International Choice Modelling Conference, International Choice Modelling Conference 2009

Handling respondent uncertainty in Choice Experiments: Evaluating recoding approaches against explicit modelling of uncertainty

Søren Bøye Olsen, Thomas Hedemark Lundhede, Jette Bredahl Jacobsen, Bo Jellesmark Thorsen

Last modified: 15 March 2009

Abstract


The widespread use of Stated Preference methods in environmental valuation continues to evolve, but also continues to suffer from a number of methodological challenges. One of these is the inherent respondent uncertainty in Stated Preference studies. The causes of respondent uncertainty, as well as particular ways to handle it, have received considerable interest in the in Contingent Valuation (CV) literature. In recent years, the Choice Experiment (CE) method has been increasingly used for environmental valuation, but so far apparently no studies have investigated the issue of respondent uncertainty in Choice Experiments.

            In this study, we use data sets from two independent Choice Experiment surveys to evaluate different ways of handling respondent uncertainty in CE. We use random parameter error component logit models to evaluate three different approaches to adapt the recoding-of-answers method from the CV literature to CEs. This is based on respondents’ self-reported degree of uncertainty in choice. We evaluate the effect of eliminating uncertain answers as well as an asymmetric and a symmetric recoding approach.  We compare these results to results obtained from two other approaches, where we, instead of recoding the data, take uncertainty explicitly into account in the econometric specification of the model. In the first of these two models, we do this by accounting for variation in scale as a function of respondents’ self-reported level of uncertainty in each choice set. The different levels of respondents’ stated uncertainty is directly parameterized in the model through an exponential formulation of the indirect utility function. This is done in order to maintain a panel specification even though we use uncertainty reported after each choice set which implies that the individual respondent can switch between uncertainty-groups through the course of the choice sets. Since most CE surveys do not ask respondents to state their experienced uncertainty after each single choice set, but rather at the end of the choice set sequence, we also evaluate a second modelling approach. In this second model, we use results obtained in a previous paper to explicitly model the scale parameter as a function of utility difference in the choice set, as well as respondent specific variables found to be significant determinants of uncertainty.

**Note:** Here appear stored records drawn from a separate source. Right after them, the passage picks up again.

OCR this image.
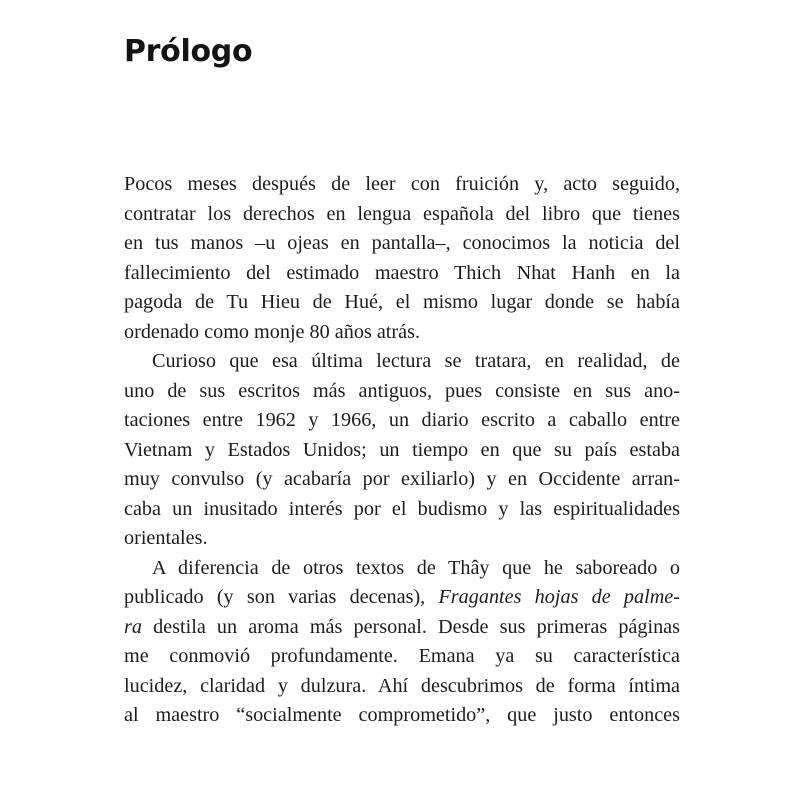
Prólogo
Pocos meses después de leer con fruición y, acto seguido,
contratar los derechos en lengua española del libro que tienes
en tus manos –u ojeas en pantalla–, conocimos la noticia del
fallecimiento del estimado maestro Thich Nhat Hanh en la
pagoda de Tu Hieu de Hué, el mismo lugar donde se había
ordenado como monje 80 años atrás.
Curioso que esa última lectura se tratara, en realidad, de
uno de sus escritos más antiguos, pues consiste en sus ano-
taciones entre 1962 y 1966, un diario escrito a caballo entre
Vietnam y Estados Unidos; un tiempo en que su país estaba
muy convulso (y acabaría por exiliarlo) y en Occidente arran-
caba un inusitado interés por el budismo y las espiritualidades
orientales.
A diferencia de otros textos de Thây que he saboreado o
publicado (y son varias decenas), Fragantes hojas de palme-
ra destila un aroma más personal. Desde sus primeras páginas
me conmovió profundamente. Emana ya su característica
lucidez, claridad y dulzura. Ahí descubrimos de forma íntima
al maestro “socialmente comprometido”, que justo entonces
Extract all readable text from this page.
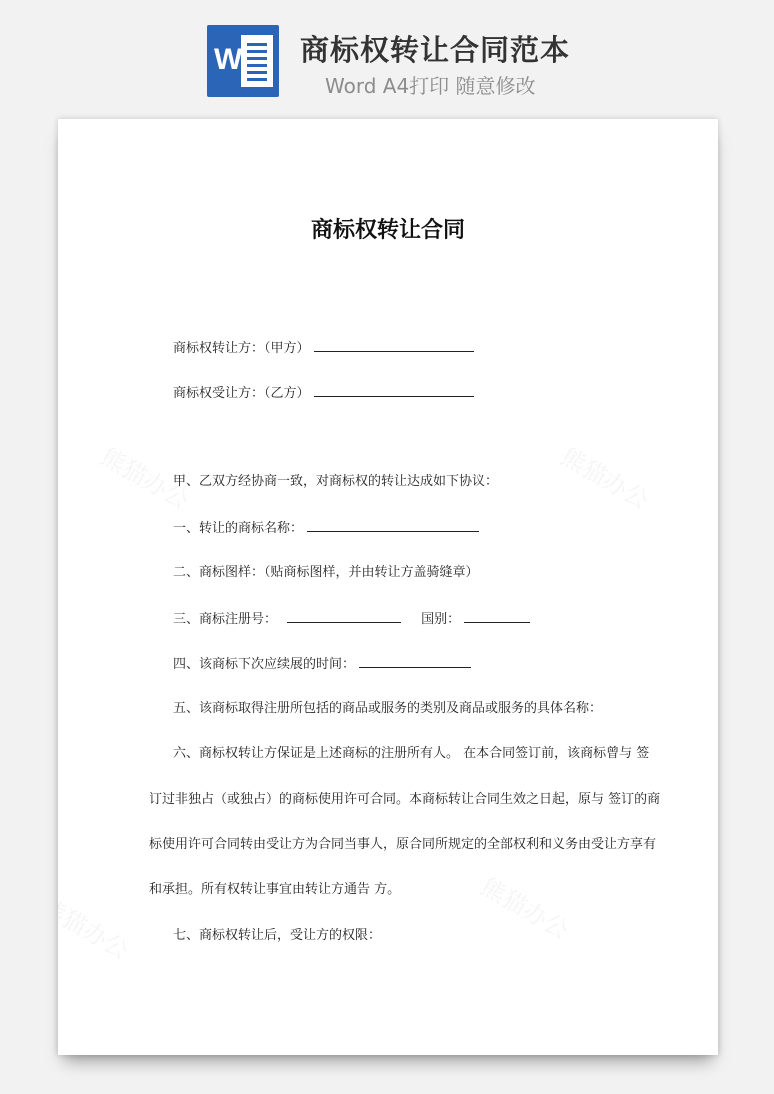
W 商标权转让合同范本
Word A4打印 随意修改
商标权转让合同
商标权转让方：（甲方）
商标权受让方：（乙方）
甲、乙双方经协商一致，对商标权的转让达成如下协议：
一、转让的商标名称：
二、商标图样：（贴商标图样，并由转让方盖骑缝章）
三、商标注册号：	国别：
四、该商标下次应续展的时间：
五、该商标取得注册所包括的商品或服务的类别及商品或服务的具体名称：
六、商标权转让方保证是上述商标的注册所有人。 在本合同签订前，该商标曾与 签
订过非独占（或独占）的商标使用许可合同。本商标转让合同生效之日起，原与 签订的商
标使用许可合同转由受让方为合同当事人，原合同所规定的全部权利和义务由受让方享有
和承担。所有权转让事宜由转让方通告 方。
七、商标权转让后，受让方的权限：
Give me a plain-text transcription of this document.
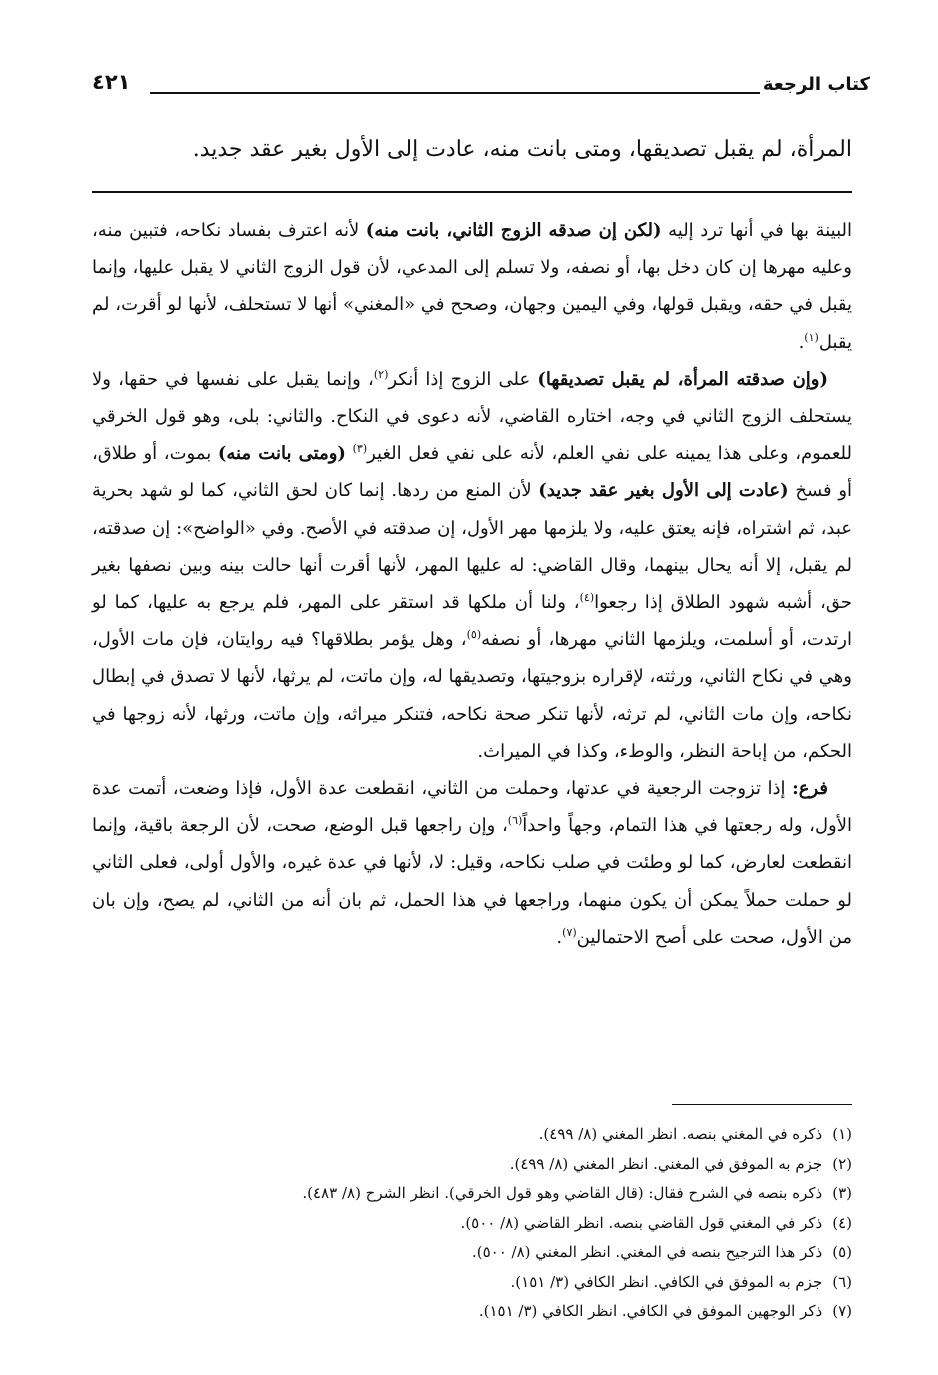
كتاب الرجعة
٤٢١
المرأة، لم يقبل تصديقها، ومتى بانت منه، عادت إلى الأول بغير عقد جديد.

البينة بها في أنها ترد إليه (لكن إن صدقه الزوج الثاني، بانت منه) لأنه اعترف بفساد نكاحه، فتبين منه، وعليه مهرها إن كان دخل بها، أو نصفه، ولا تسلم إلى المدعي، لأن قول الزوج الثاني لا يقبل عليها، وإنما يقبل في حقه، ويقبل قولها، وفي اليمين وجهان، وصحح في «المغني» أنها لا تستحلف، لأنها لو أقرت، لم يقبل$^{(١)}$.

(وإن صدقته المرأة، لم يقبل تصديقها) على الزوج إذا أنكر$^{(٢)}$، وإنما يقبل على نفسها في حقها، ولا يستحلف الزوج الثاني في وجه، اختاره القاضي، لأنه دعوى في النكاح. والثاني: بلى، وهو قول الخرقي للعموم، وعلى هذا يمينه على نفي العلم، لأنه على نفي فعل الغير$^{(٣)}$ (ومتى بانت منه) بموت، أو طلاق، أو فسخ (عادت إلى الأول بغير عقد جديد) لأن المنع من ردها. إنما كان لحق الثاني، كما لو شهد بحرية عبد، ثم اشتراه، فإنه يعتق عليه، ولا يلزمها مهر الأول، إن صدقته في الأصح. وفي «الواضح»: إن صدقته، لم يقبل، إلا أنه يحال بينهما، وقال القاضي: له عليها المهر، لأنها أقرت أنها حالت بينه وبين نصفها بغير حق، أشبه شهود الطلاق إذا رجعوا$^{(٤)}$، ولنا أن ملكها قد استقر على المهر، فلم يرجع به عليها، كما لو ارتدت، أو أسلمت، ويلزمها الثاني مهرها، أو نصفه$^{(٥)}$، وهل يؤمر بطلاقها؟ فيه روايتان، فإن مات الأول، وهي في نكاح الثاني، ورثته، لإقراره بزوجيتها، وتصديقها له، وإن ماتت، لم يرثها، لأنها لا تصدق في إبطال نكاحه، وإن مات الثاني، لم ترثه، لأنها تنكر صحة نكاحه، فتنكر ميراثه، وإن ماتت، ورثها، لأنه زوجها في الحكم، من إباحة النظر، والوطء، وكذا في الميراث.

فرع: إذا تزوجت الرجعية في عدتها، وحملت من الثاني، انقطعت عدة الأول، فإذا وضعت، أتمت عدة الأول، وله رجعتها في هذا التمام، وجهاً واحداً$^{(٦)}$، وإن راجعها قبل الوضع، صحت، لأن الرجعة باقية، وإنما انقطعت لعارض، كما لو وطئت في صلب نكاحه، وقيل: لا، لأنها في عدة غيره، والأول أولى، فعلى الثاني لو حملت حملاً يمكن أن يكون منهما، وراجعها في هذا الحمل، ثم بان أنه من الثاني، لم يصح، وإن بان من الأول، صحت على أصح الاحتمالين$^{(٧)}$.

(١)ذكره في المغني بنصه. انظر المغني (٨/ ٤٩٩).
(٢)جزم به الموفق في المغني. انظر المغني (٨/ ٤٩٩).
(٣)ذكره بنصه في الشرح فقال: (قال القاضي وهو قول الخرقي). انظر الشرح (٨/ ٤٨٣).
(٤)ذكر في المغني قول القاضي بنصه. انظر القاضي (٨/ ٥٠٠).
(٥)ذكر هذا الترجيح بنصه في المغني. انظر المغني (٨/ ٥٠٠).
(٦)جزم به الموفق في الكافي. انظر الكافي (٣/ ١٥١).
(٧)ذكر الوجهين الموفق في الكافي. انظر الكافي (٣/ ١٥١).
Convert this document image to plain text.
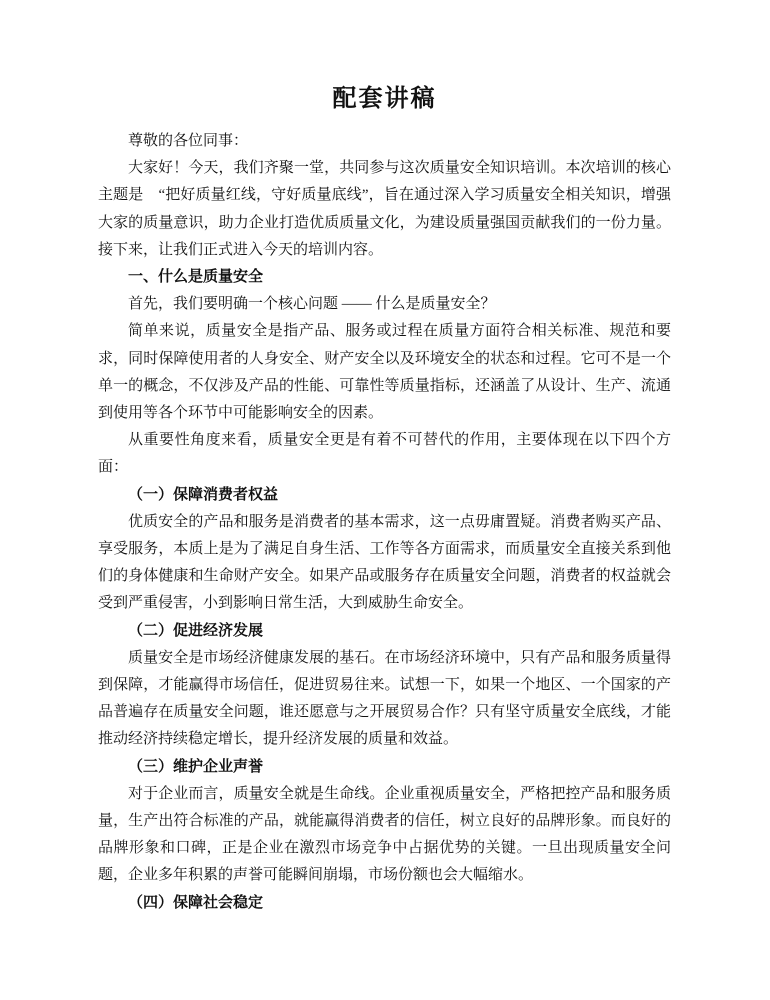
配套讲稿

尊敬的各位同事：

大家好！今天，我们齐聚一堂，共同参与这次质量安全知识培训。本次培训的核心主题是　“把好质量红线，守好质量底线”，旨在通过深入学习质量安全相关知识，增强大家的质量意识，助力企业打造优质质量文化，为建设质量强国贡献我们的一份力量。接下来，让我们正式进入今天的培训内容。

一、什么是质量安全

首先，我们要明确一个核心问题 —— 什么是质量安全？

简单来说，质量安全是指产品、服务或过程在质量方面符合相关标准、规范和要求，同时保障使用者的人身安全、财产安全以及环境安全的状态和过程。它可不是一个单一的概念，不仅涉及产品的性能、可靠性等质量指标，还涵盖了从设计、生产、流通到使用等各个环节中可能影响安全的因素。

从重要性角度来看，质量安全更是有着不可替代的作用，主要体现在以下四个方面：

（一）保障消费者权益

优质安全的产品和服务是消费者的基本需求，这一点毋庸置疑。消费者购买产品、享受服务，本质上是为了满足自身生活、工作等各方面需求，而质量安全直接关系到他们的身体健康和生命财产安全。如果产品或服务存在质量安全问题，消费者的权益就会受到严重侵害，小到影响日常生活，大到威胁生命安全。

（二）促进经济发展

质量安全是市场经济健康发展的基石。在市场经济环境中，只有产品和服务质量得到保障，才能赢得市场信任，促进贸易往来。试想一下，如果一个地区、一个国家的产品普遍存在质量安全问题，谁还愿意与之开展贸易合作？只有坚守质量安全底线，才能推动经济持续稳定增长，提升经济发展的质量和效益。

（三）维护企业声誉

对于企业而言，质量安全就是生命线。企业重视质量安全，严格把控产品和服务质量，生产出符合标准的产品，就能赢得消费者的信任，树立良好的品牌形象。而良好的品牌形象和口碑，正是企业在激烈市场竞争中占据优势的关键。一旦出现质量安全问题，企业多年积累的声誉可能瞬间崩塌，市场份额也会大幅缩水。

（四）保障社会稳定
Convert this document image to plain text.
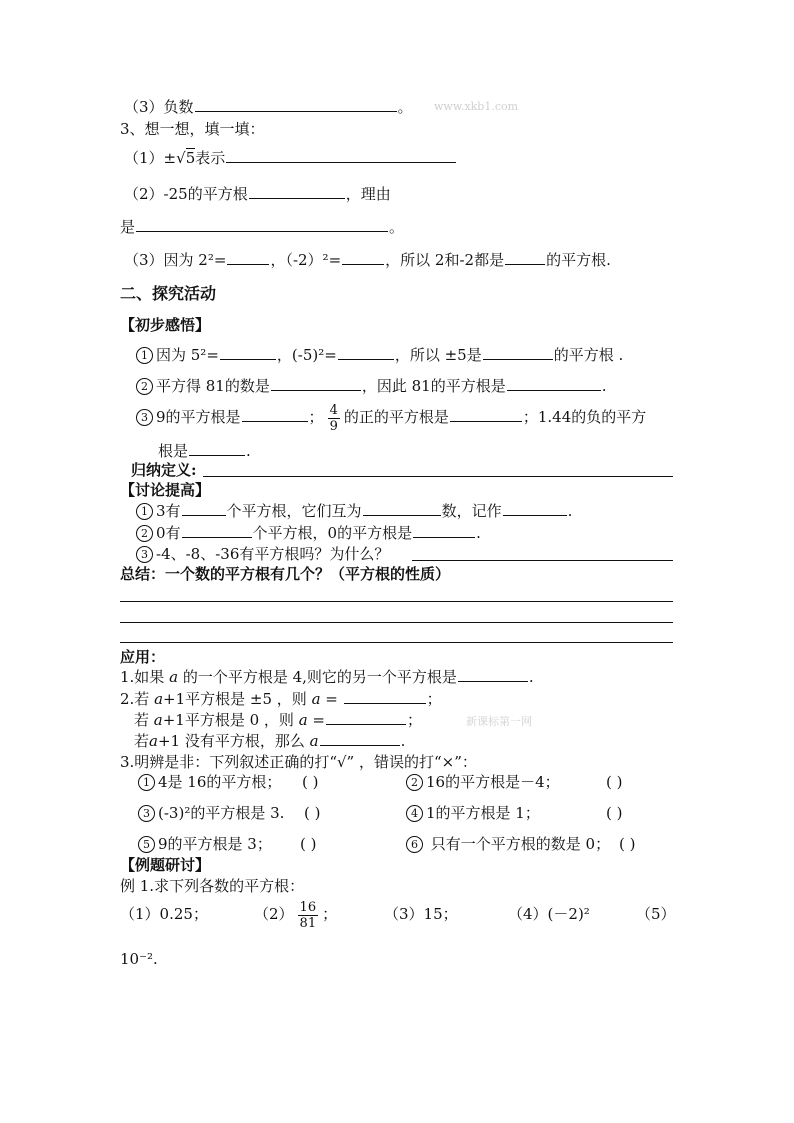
www.xkb1.com
新课标第一网
（3）负数	。
3、想一想，填一填：
（1）±√5表示
（2）-25的平方根	，理由
是	。
（3）因为 2²=	，（-2）²=	，所以 2和-2都是	的平方根.
二、探究活动
【初步感悟】
1 因为 5²=	，(-5)²=	，所以 ±5是	的平方根 .
2 平方得 81的数是	，因此 81的平方根是	.
3 9的平方根是	； $\frac{4}{9}$ 的正的平方根是	；1.44的负的平方
根是	.
归纳定义:
【讨论提高】
1 3有	个平方根，它们互为	数，记作	.
2 0有	个平方根，0的平方根是	.
3 -4、-8、-36有平方根吗？为什么？
总结：一个数的平方根有几个？（平方根的性质）
应用：
1.如果 a 的一个平方根是 4,则它的另一个平方根是	.
2.若 a+1平方根是 ±5 ，则 a =	；
若 a+1平方根是 0 ，则 a =	；
若a+1 没有平方根，那么 a	.
3.明辨是非：下列叙述正确的打“√” ，错误的打“×”：
1 4是 16的平方根； ( )	2 16的平方根是－4；	( )
3 (-3)²的平方根是 3. ( )	4 1的平方根是 1；	( )
5 9的平方根是 3； ( )	6 只有一个平方根的数是 0； ( )
【例题研讨】
例 1.求下列各数的平方根：
（1）0.25；	$(2) \frac{16}{81}$ ；	（3）15；	（4）(－2)²	（5）
10⁻².
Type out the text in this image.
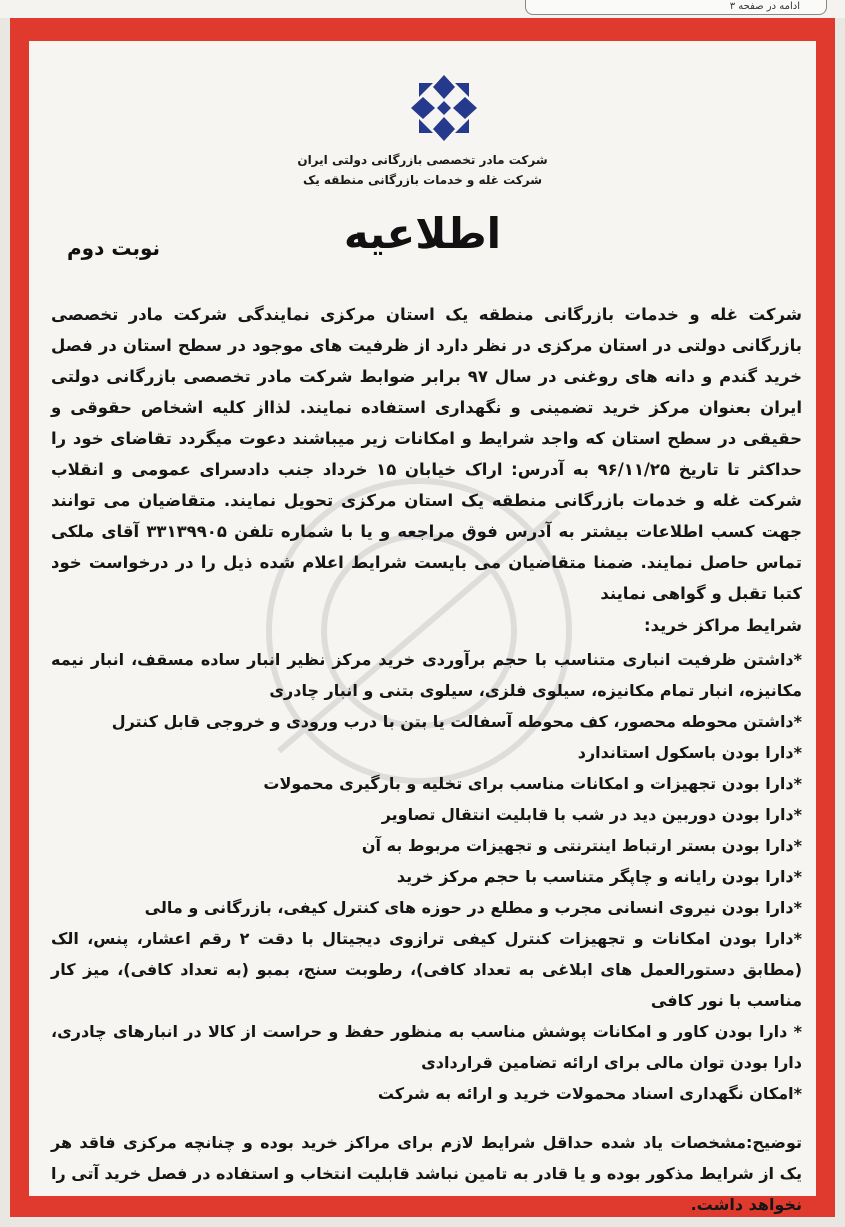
ادامه در صفحه ۳
شرکت مادر تخصصی بازرگانی دولتی ایران
شرکت غله و خدمات بازرگانی منطقه یک
اطلاعیه
نوبت دوم
شرکت غله و خدمات بازرگانی منطقه یک استان مرکزی نمایندگی شرکت مادر تخصصی بازرگانی دولتی در استان مرکزی در نظر دارد از ظرفیت های موجود در سطح استان در فصل خرید گندم و دانه های روغنی در سال ۹۷ برابر ضوابط شرکت مادر تخصصی بازرگانی دولتی ایران بعنوان مرکز خرید تضمینی و نگهداری استفاده نمایند. لذااز کلیه اشخاص حقوقی و حقیقی در سطح استان که واجد شرایط و امکانات زیر میباشند دعوت میگردد تقاضای خود را حداکثر تا تاریخ ۹۶/۱۱/۲۵ به آدرس: اراک خیابان ۱۵ خرداد جنب دادسرای عمومی و انقلاب شرکت غله و خدمات بازرگانی منطقه یک استان مرکزی تحویل نمایند. متقاضیان می توانند جهت کسب اطلاعات بیشتر به آدرس فوق مراجعه و یا با شماره تلفن ۳۳۱۳۹۹۰۵ آقای ملکی تماس حاصل نمایند. ضمنا متقاضیان می بایست شرایط اعلام شده ذیل را در درخواست خود کتبا تقبل و گواهی نمایند
شرایط مراکز خرید:
*داشتن ظرفیت انباری متناسب با حجم برآوردی خرید مرکز نظیر انبار ساده مسقف، انبار نیمه مکانیزه، انبار تمام مکانیزه، سیلوی فلزی، سیلوی بتنی و انبار چادری
*داشتن محوطه محصور، کف محوطه آسفالت یا بتن با درب ورودی و خروجی قابل کنترل
*دارا بودن باسکول استاندارد
*دارا بودن تجهیزات و امکانات مناسب برای تخلیه و بارگیری محمولات
*دارا بودن دوربین دید در شب با قابلیت انتقال تصاویر
*دارا بودن بستر ارتباط اینترنتی و تجهیزات مربوط به آن
*دارا بودن رایانه و چاپگر متناسب با حجم مرکز خرید
*دارا بودن نیروی انسانی مجرب و مطلع در حوزه های کنترل کیفی، بازرگانی و مالی
*دارا بودن امکانات و تجهیزات کنترل کیفی ترازوی دیجیتال با دقت ۲ رقم اعشار، پنس، الک (مطابق دستورالعمل های ابلاغی به تعداد کافی)، رطوبت سنج، بمبو (به تعداد کافی)، میز کار مناسب با نور کافی
* دارا بودن کاور و امکانات پوشش مناسب به منظور حفظ و حراست از کالا در انبارهای چادری، دارا بودن توان مالی برای ارائه تضامین قراردادی
*امکان نگهداری اسناد محمولات خرید و ارائه به شرکت
توضیح:مشخصات یاد شده حداقل شرایط لازم برای مراکز خرید بوده و چنانچه مرکزی فاقد هر یک از شرایط مذکور بوده و یا قادر به تامین نباشد قابلیت انتخاب و استفاده در فصل خرید آتی را نخواهد داشت.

We find that elimination of uncertain answers increases model performance, but the effect on Willingness to Pay (WTP) is insignificant for most attributes in both surveys. The effect of asymmetric recoding is to reduce the overall WTP, as expected a priori, but again there is some variation across attributes. The effect on WTP of the developed approach to symmetric recoding is almost negligible for all attributes in both surveys. We find, however, that the explicit modelling of scale variations with stated uncertainty levels or underlying variables are equally successful in terms of model performance and precision in WTP estimates, and that these approaches outperform the recoding approaches.